O vento toca os jardins do meu eu e anuncia, com um cheiro adocicado de terra, que a chuva vem e junto dela…você.
O tempo balança as folhas das árvores e o sol se move no céu com uma velocidade desconcertante.
Pessoas caminham afoitas por trilhas de uma vida agitada. Animais se lançam sobre árvores frondosas, sobre pedras reconfortantes, sobre caminhos mornos emitindo sons frenéticos, mas a música dos meus dias é composta pela melodia das tuas palavras em mim.
Cada uma delas está tatuada no meu inverso. Uma por uma estão todas grafadas em minha pele, do lado de dentro.
A vida segue. A vida se desenha no entorno das minhas lembranças em ti e o modo como me levanto cada manhã me diz que pouco aprendi sobre a forma certa de empostar meu corpo para a vida.
Na estrada de terra da colina do meu eu há uma capela azul. Uma capela que no passado foi ofertada à Virgem. Nela, em seus reservados bancos, entrego-me em contentamento e faço o tempo se acalmar.
As contas das minhas mãos repassam as passagens das tuas horas em mim. E hoje o vento lá fora, em um doce gemido, me faz lembrar o nome teu. Ele empurra as folhas para dentro e faz com que elas dancem lindamente. E elas carinhosas dizem-me que você finalmente encontrou-me.
Tudo sempre conspirou para que esse momento não chegasse, tudo conspirou para que o tempo apagasse todas minhas marcas em ti. Mas hoje não, hoje o tempo me diz matreiro que seus passos caminham até aqui.
O tempo me diz de sua presença súbita e eu sentada junto de minhas lembranças não precisarei me virar para saber de ti quando aqui entrar. Eu não precisarei levantar a cabeça para saber que você chegou.
Quando o teu primeiro passo tocar os degraus das minhas aspirações, o vento cessará, os bichos se calarão e virarão as cabeças em torpor, as nuvens congelarão no céu.
Eu não terei a necessidade de acreditar otimista que me reconhecerá, pois onde estou só pode chegar quem sabe o que busca.
E quando você se aproximar de mim, com passos mansos e serenos, eu saberei do sol que se deitará vagaroso e da chuva mansa que começará lá fora.
Quando meus olhos contemplarem os teus pés sagrados e percorrerem teu corpo dourado eles saberão o milagre que é.
Quando me puxar pelas mãos, lerei nos teus olhos a alegria de ter finalmente me encontrado. Eu enxergarei no teu sorriso a felicidade de se ver inteiro em mim.

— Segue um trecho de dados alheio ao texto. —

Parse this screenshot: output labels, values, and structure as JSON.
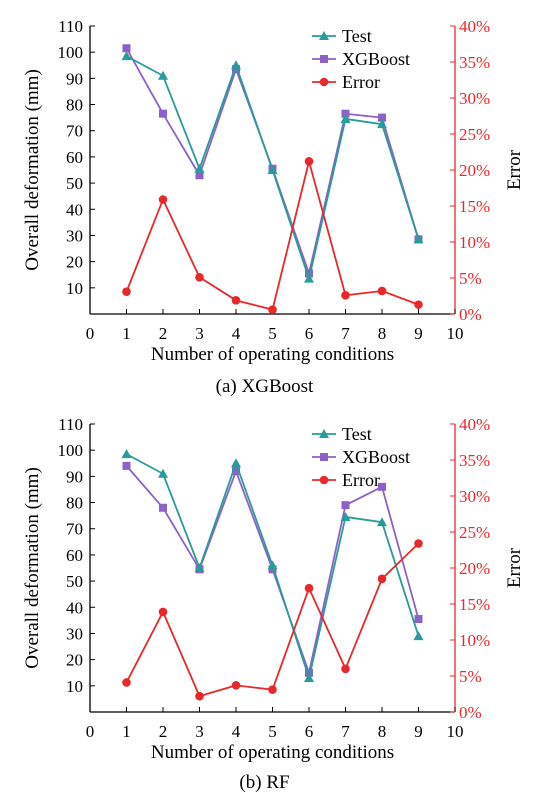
{
  "colors": {
    "test": "#2a9b9b",
    "xgboost": "#8c62c8",
    "error": "#e8282b",
    "error_axis": "#e8282b",
    "axis": "#000000"
  },
  "chart_data": [
    {
      "type": "line",
      "caption": "(a) XGBoost",
      "xlabel": "Number of operating conditions",
      "ylabel": "Overall deformation (mm)",
      "y2label": "Error",
      "xlim": [
        0,
        10
      ],
      "ylim": [
        0,
        110
      ],
      "y2lim": [
        0,
        40
      ],
      "x_ticks": [
        "0",
        "1",
        "2",
        "3",
        "4",
        "5",
        "6",
        "7",
        "8",
        "9",
        "10"
      ],
      "y_ticks": [
        "10",
        "20",
        "30",
        "40",
        "50",
        "60",
        "70",
        "80",
        "90",
        "100",
        "110"
      ],
      "y2_ticks": [
        "0%",
        "5%",
        "10%",
        "15%",
        "20%",
        "25%",
        "30%",
        "35%",
        "40%"
      ],
      "legend_position": "top-right",
      "x": [
        1,
        2,
        3,
        4,
        5,
        6,
        7,
        8,
        9
      ],
      "series": [
        {
          "name": "Test",
          "key": "test",
          "axis": "left",
          "marker": "triangle",
          "values": [
            98.5,
            91,
            55.5,
            95,
            55,
            13.5,
            74.5,
            72.5,
            28.5
          ]
        },
        {
          "name": "XGBoost",
          "key": "xgboost",
          "axis": "left",
          "marker": "square",
          "values": [
            101.5,
            76.5,
            53,
            93.5,
            55.5,
            15.5,
            76.5,
            75,
            28.5
          ]
        },
        {
          "name": "Error",
          "key": "error",
          "axis": "right",
          "marker": "circle",
          "values": [
            3.1,
            15.9,
            5.1,
            1.9,
            0.6,
            21.2,
            2.6,
            3.2,
            1.3
          ]
        }
      ]
    },
    {
      "type": "line",
      "caption": "(b) RF",
      "xlabel": "Number of operating conditions",
      "ylabel": "Overall deformation (mm)",
      "y2label": "Error",
      "xlim": [
        0,
        10
      ],
      "ylim": [
        0,
        110
      ],
      "y2lim": [
        0,
        40
      ],
      "x_ticks": [
        "0",
        "1",
        "2",
        "3",
        "4",
        "5",
        "6",
        "7",
        "8",
        "9",
        "10"
      ],
      "y_ticks": [
        "10",
        "20",
        "30",
        "40",
        "50",
        "60",
        "70",
        "80",
        "90",
        "100",
        "110"
      ],
      "y2_ticks": [
        "0%",
        "5%",
        "10%",
        "15%",
        "20%",
        "25%",
        "30%",
        "35%",
        "40%"
      ],
      "legend_position": "top-right",
      "x": [
        1,
        2,
        3,
        4,
        5,
        6,
        7,
        8,
        9
      ],
      "series": [
        {
          "name": "Test",
          "key": "test",
          "axis": "left",
          "marker": "triangle",
          "values": [
            98.5,
            91,
            55,
            95,
            56,
            13,
            74.5,
            72.5,
            29
          ]
        },
        {
          "name": "XGBoost",
          "key": "xgboost",
          "axis": "left",
          "marker": "square",
          "values": [
            94,
            78,
            54.5,
            92,
            54.5,
            15,
            79,
            86,
            35.5
          ]
        },
        {
          "name": "Error",
          "key": "error",
          "axis": "right",
          "marker": "circle",
          "values": [
            4.1,
            13.9,
            2.2,
            3.7,
            3.1,
            17.2,
            6.0,
            18.5,
            23.4
          ]
        }
      ]
    }
  ]
}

Eu decifrarei então os desenhos do teu corpo e você desvendará os meus abrindo os caminhos da minha alma e dedilhando-a como quem recebe nas mãos um precioso diário.
E serão tantas as palavras que pedirão permissão para serem ditas que nenhuma delas será capaz de escapulir dos lábios nossos. Então nada diremos, apenas nos contemplaremos deslumbrados e o mundo saberá que estaremos em júbilo.
E ao te fitar não irei me conter. Com as mãos percorrerei teus cabelos castanhos e ao tocar teus olhos verdes com a ponta dos dedos guardarei demorada a tua face, tratando de gravá-la em mim, completando as lacunas que o tempo deixou.
Beijarei teus lábios e tomarei deles todas as tuas explicações sobre os desencontros que nos assopraram para tão longe de nós e deixarei que me abrace forte, deixarei que me embale demorado sem nada dizermos.
E lá fora o mundo estará festejando com água os confetes de um encontro de dois que se buscaram por muito tempo. E será então a nossa hora de caminhar para fora de mãos dadas como sempre estivemos, mesmo quando sós.
Juntos passaremos pelos bancos vazios como quem passa pelas pessoas mais queridas do passado e diremos que não foi em vão. Diremos que finalmente nos encontramos como havíamos prometido. E todos baterão palmas para nós e jogarão para o alto pétalas e grãos de arroz que lá fora irão se misturar com a chuva fina do fim de tarde.
E eu não vou me importar com a água do mundo, com as nuvens que choram o tempo, pois assim como elas estarei vertendo sorrisos pelos olhos meus, estarei chorando de felicidade e tratarei de comemorar ao teu lado a alegria serena de sermos inteiros outra vez.